How do I tell autofs to mount a home directory other than that described by LDAP

So my final process was:

apt-get install xrdp

I then added this to bottom of /etc/security/pam_env.conf on the Ubuntu server:

HOMEDEFAULT=”/home/@{PAM_USER}” – literally typing in “PAM_USER” not the name of the user you want the home directory created for.

Then add map passwd homeDirectory “/home/$uid” to end of /etc/nslcd.conf

Get the user to log in vi ssh to find out their LDAP locale information

In another terminal make the LDAP directory locally on the server. This will be the directory that you will get a could not chdir to directory error for. – Something like….

/Network/Servers/<serveraddress/name>/Volumes/Users_N-S/your_username/

Do a “mkdir -p /Network/Servers/<serveraddress/name>/Volumes/Users_N-S/your_username/” – Be careful that bash autocomplete doesnt cause any peculiarities if your OSX server has any whitespace in its naming conventions.

then create a link from /Network/Servers/<serveraddress/name>/Volumes/Users_N-S/your_username/ to /home/<username>. 

This will then make more sense when trying to look at why XRDP might not be working.
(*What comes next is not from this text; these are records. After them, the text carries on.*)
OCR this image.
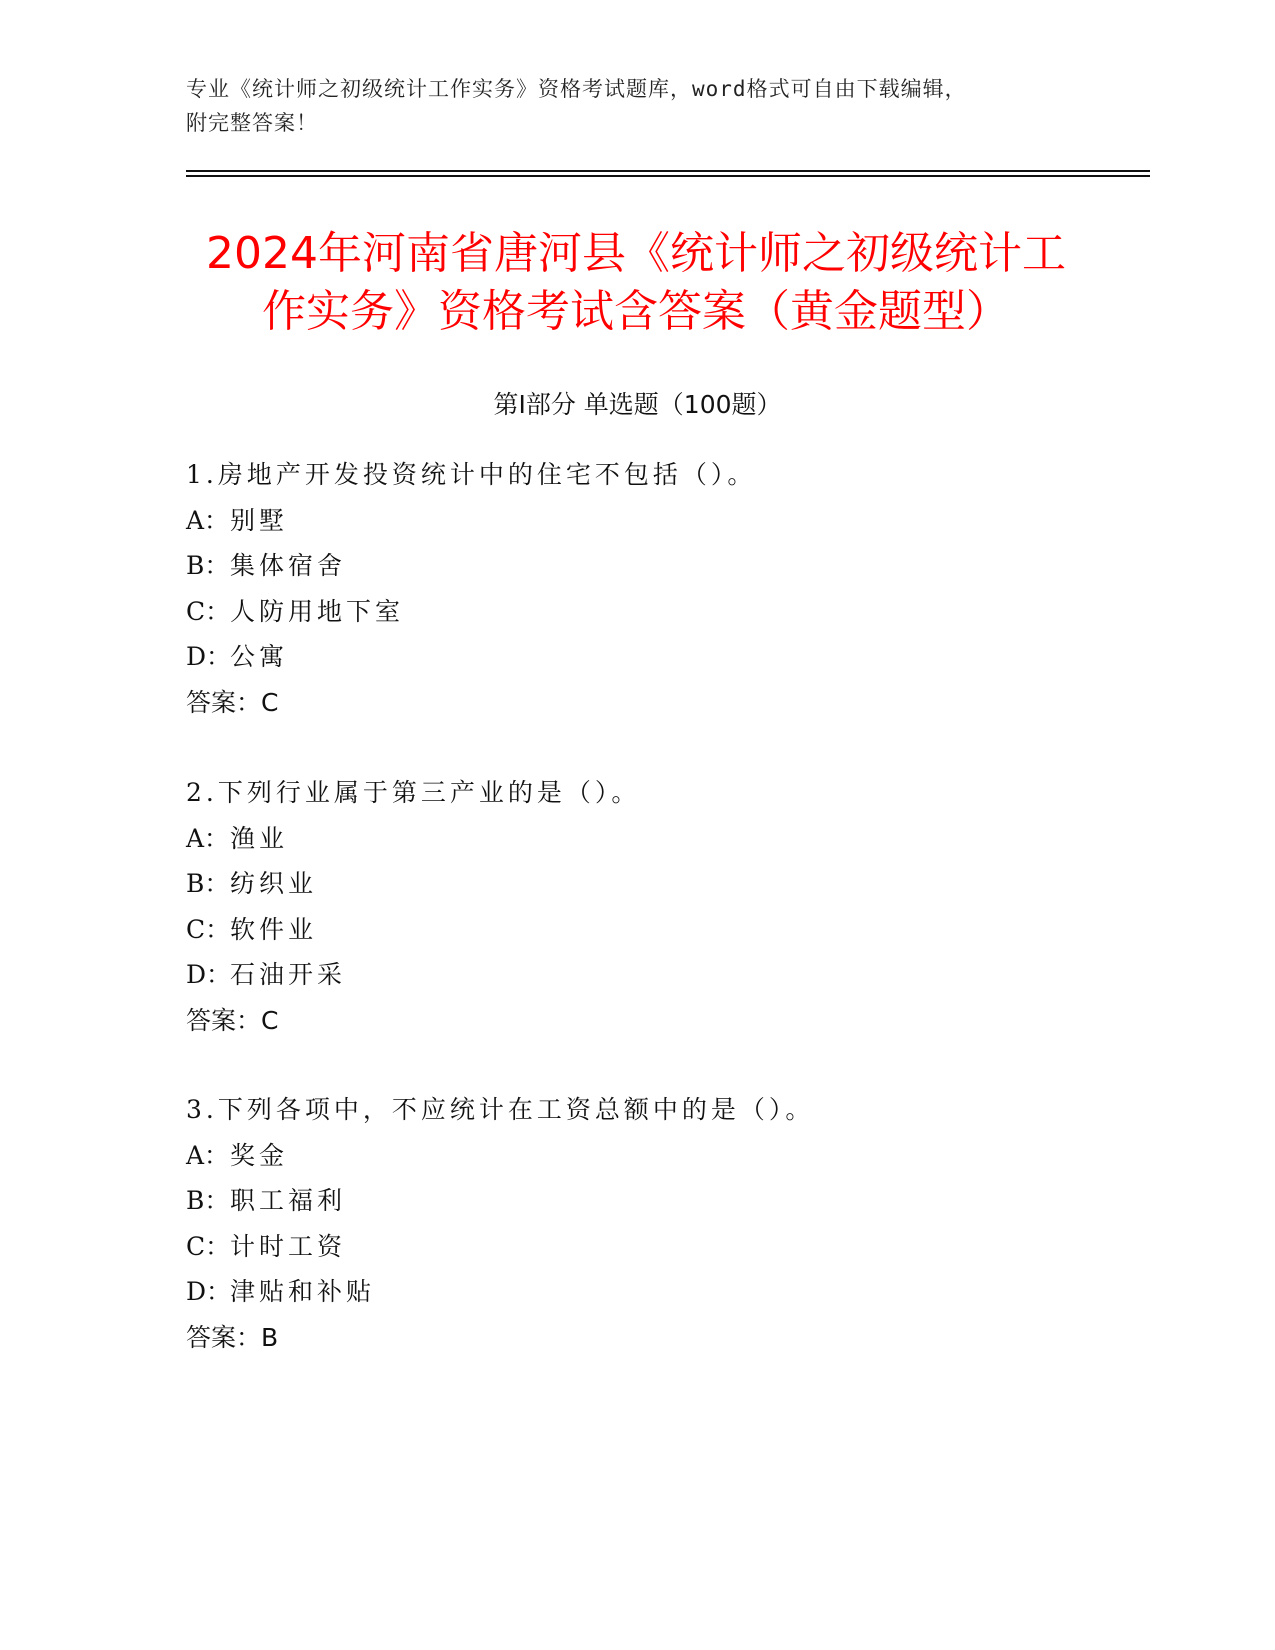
专业《统计师之初级统计工作实务》资格考试题库，word格式可自由下载编辑，
附完整答案！
2024年河南省唐河县《统计师之初级统计工
作实务》资格考试含答案（黄金题型）
第Ⅰ部分 单选题（100题）
1.房地产开发投资统计中的住宅不包括（）。
A：别墅
B：集体宿舍
C：人防用地下室
D：公寓
答案：C
2.下列行业属于第三产业的是（）。
A：渔业
B：纺织业
C：软件业
D：石油开采
答案：C
3.下列各项中，不应统计在工资总额中的是（）。
A：奖金
B：职工福利
C：计时工资
D：津贴和补贴
答案：B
Then copy the .vnc directory from a non LDAP user to /home/<username>

 chown <username> /home/<username>/ .vnc the .vnc directory

 mv /home/<username>/.vnc/sesman<oldusername>_passwd to

/home/<username>/.vnc/sesman<username>_passwd – We need to do this as XRDP will check for the existence of the sesman_<username>_passwd file locally.

You may get some permissions errors if you forget to assign the correct owner/permissions to the users local home folder (the original /Network one, as changing the perms on the symbolic link wont do a lot 🙂  ). Typically this may warn on login that the server has been unable to create the ICEAuthority files.

The folder needs to be owned by “<username>:users”  and be “drwxr-xr-x” to get around this issue, although this may vary based on your individual setup.

Now you are ready to get your user to try to login from xVNC/RDP. You will probably find it useful to tail -f  /var/log/auth.log and /var/log/xrdp-sesman.log, as these will be pretty verbose in telling you that it cant read the sesman_passwd file for a particular user ( in which case you probably made a mistake creating the directory or the symlink, or the permissions and ownerships of that directory.)

I tested the above using the xVNC module in CoRD.

Once the user has successfully logged in to the RDP session they should be able to get a bulk standard Ubuntu desktop that you can then customise applications for their needs.

Next steps for me will be to find a way to automate this so that the users dont need to login initially to provide me with their LDAP home directory paths.